卷积神经网络(CNN)在磁共振成像(MRI)上的脑膜瘤分割方面取得了最先进的成果。然而,来自不同机构、协议或扫描仪的图像可能会显示出显著的领域转移,导致性能下降,并在实际临床场景中难以部署模型。
本研究旨在研究经过充分训练的脑膜瘤分割模型在跨不同医疗机构部署时的实际性能,并验证增强其泛化能力的方法。
本研究在四个中心进行。2015 年 1 月至 2021 年 12 月期间,共纳入 606 名患者的 606 份 MRI。手动分割是通过神经放射科医生的共识阅读确定的,作为地面真实掩模。该模型之前是使用称为 Deeplab V3+的标准监督卷积神经网络进行训练的,并分别在四个医疗机构中进行部署和测试。为了确定减轻观察到的性能下降的适当方法,使用了两种方法:无监督域自适应和有监督再训练。

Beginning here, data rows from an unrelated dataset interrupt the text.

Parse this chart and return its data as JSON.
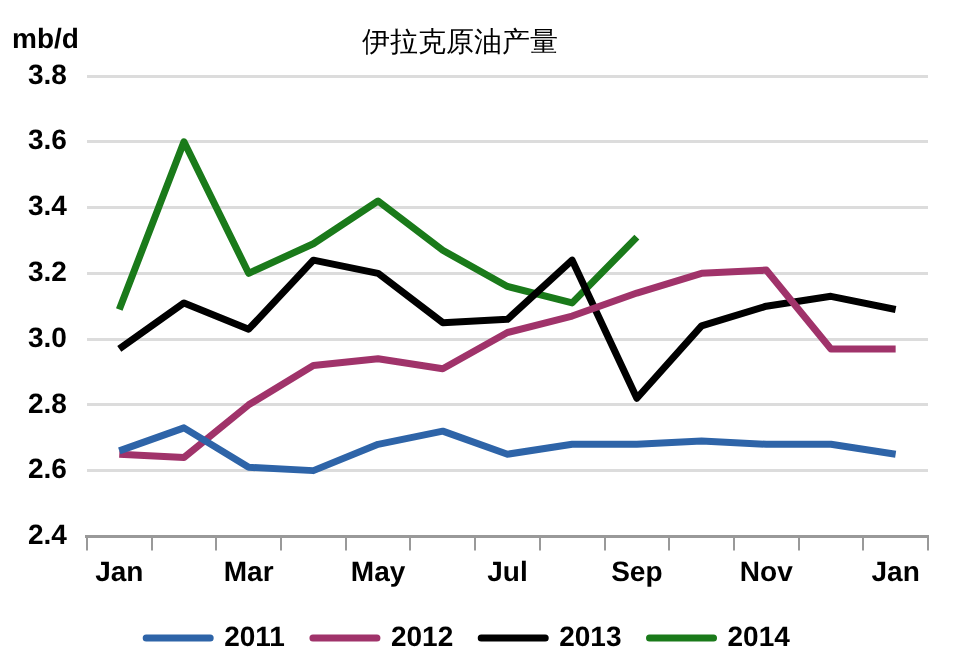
{
  "chart_data": {
    "type": "line",
    "title": "伊拉克原油产量",
    "ylabel": "mb/d",
    "categories": [
      "Jan",
      null,
      "Mar",
      null,
      "May",
      null,
      "Jul",
      null,
      "Sep",
      null,
      "Nov",
      null,
      "Jan"
    ],
    "series": [
      {
        "name": "2011",
        "color": "#2e64a8",
        "values": [
          2.66,
          2.73,
          2.61,
          2.6,
          2.68,
          2.72,
          2.65,
          2.68,
          2.68,
          2.69,
          2.68,
          2.68,
          2.65
        ]
      },
      {
        "name": "2012",
        "color": "#a0336a",
        "values": [
          2.65,
          2.64,
          2.8,
          2.92,
          2.94,
          2.91,
          3.02,
          3.07,
          3.14,
          3.2,
          3.21,
          2.97,
          2.97
        ]
      },
      {
        "name": "2013",
        "color": "#000000",
        "values": [
          2.97,
          3.11,
          3.03,
          3.24,
          3.2,
          3.05,
          3.06,
          3.24,
          2.82,
          3.04,
          3.1,
          3.13,
          3.09
        ]
      },
      {
        "name": "2014",
        "color": "#1a7a1a",
        "values": [
          3.09,
          3.6,
          3.2,
          3.29,
          3.42,
          3.27,
          3.16,
          3.11,
          3.31,
          null,
          null,
          null,
          null
        ]
      }
    ],
    "ylim": [
      2.4,
      3.8
    ],
    "yticks": [
      2.4,
      2.6,
      2.8,
      {
        "value": 3,
        "label": "3.0"
      },
      3.2,
      3.4,
      3.6,
      3.8
    ],
    "grid": "y",
    "legend": "bottom",
    "marker": "none",
    "line_style": "solid"
  }
}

在两个医疗机构中,经过训练的模型在肿瘤分割方面表现出色,在机构 A 中,Dice 比为 0.887(SD 0.108,95%CI 0.903-0.925),在机构 B 中,Dice 比为 0.874(SD 0.800,95%CI 0.854-0.894)。然而,在其他医疗机构中,性能下降,在机构 C 中,Dice 比为 0.631(SD 0.157,95%CI 0.556-0.707),在机构 D 中,Dice 比为 0.649(SD 0.187,95%CI 0.566-0.732),因为它们使用不同的扫描协议获得了 MRI。无监督域自适应在性能评分方面显示出显著的提高,在机构 C 中,Dice 比为 0.842(SD 0.073,95%CI 0.820-0.864),在机构 D 中,Dice 比为 0.855(SD 0.097,95%CI 0.826-0.886)。尽管如此,它并没有超过有监督再训练,后者在机构 C 中达到了 0.899(SD 0.026,95%CI 0.889-0.906)的 Dice 比,在机构 D 中达到了 0.886(SD 0.046,95%CI 0.870-0.903)的 Dice 比。
在不同医疗机构中部署经过训练的 CNN 模型可能会由于 MRI 的领域转移而导致性能显著下降。在这种情况下,应考虑使用无监督域自适应或有监督再训练,同时考虑临床需求、模型性能和可用数据的大小之间的平衡。